All of this is to say that I am sometimes too enthralled by the power of words and what they can invent -- “Worlds! out of nothing!” -- and sometimes, thus enthralled, I do not take enough care with what I say, when, and to whom. My inventions sometimes threaten to eclipse my judgment.
The Wetmore Cox Division of Rhetoric
One day at a faculty meeting at The University of Texas at Austin, our director suggested, wryly as I recall, that we might need to find some sort of private funds to sustain the operating budget of our small and quite-new unit. Strange coincidence, I thought: I had just a few weeks earlier been considering raising the possibility with my colleagues of a potential conversation with the owners of the city's newspaper -- growing media company Cox, Inc. The Tower course I was teaching and several of our other courses helped us identify ourselves as centrally concerned with teaching students to generate public-minded rhetoric, writing that helped various publics deliberate and come to judgment about important common topics.
Even stranger: Just that weekend a friend from college had visited. When we went to Kerbey Lane Cafe for breakfast, she sat down and spread her fingers wide. More than one big diamond was on each hand. We had worked at the Daily Collegian together as undergraduates at Penn State. Her last name was Wetmore, and she said, "I'm sitting on a big pile of money!" She said she was about to retire and was looking to get involved with philanthropy and corporate boards.
That day at the faculty meeting, prompted by our director's question, the two opportunities -- the newspaper and my friend -- collided in my brain. I can't remember whether I said it out loud or whether it merely danced around in my too-delighted brain, to be relished to this day.

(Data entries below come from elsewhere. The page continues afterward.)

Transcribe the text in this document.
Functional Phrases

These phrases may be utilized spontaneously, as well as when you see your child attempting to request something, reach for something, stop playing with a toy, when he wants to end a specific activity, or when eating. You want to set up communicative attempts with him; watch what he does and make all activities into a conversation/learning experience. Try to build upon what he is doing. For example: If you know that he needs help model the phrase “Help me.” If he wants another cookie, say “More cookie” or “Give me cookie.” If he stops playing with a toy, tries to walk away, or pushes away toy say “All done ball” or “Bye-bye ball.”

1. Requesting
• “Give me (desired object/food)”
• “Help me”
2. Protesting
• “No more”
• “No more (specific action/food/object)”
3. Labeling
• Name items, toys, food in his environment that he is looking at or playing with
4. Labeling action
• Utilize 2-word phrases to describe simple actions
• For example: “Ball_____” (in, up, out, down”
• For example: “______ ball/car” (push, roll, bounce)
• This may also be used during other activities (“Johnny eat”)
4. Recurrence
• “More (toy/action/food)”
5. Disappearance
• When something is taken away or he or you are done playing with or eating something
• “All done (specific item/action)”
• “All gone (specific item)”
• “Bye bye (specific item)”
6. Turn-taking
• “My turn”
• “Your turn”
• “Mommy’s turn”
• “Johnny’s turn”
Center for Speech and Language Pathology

In any case, it occurred to me that, if my colleagues wanted to combine corporate with private money, we might become the Wetmore Cox Division of Rhetoric.
I often say I am all invention and no judgment. But perhaps I had the judgment that day not to say "Wetmore Cox" out loud. In any case, over the years between there and here I have been telling this story of the power of the words juxtaposed, a way to suggest my contempt for the obscenity of a culture that refuses to see that by devaluing public education -- and denying access to public higher education for all -- it is destroying its capacity for collaborative self-governance.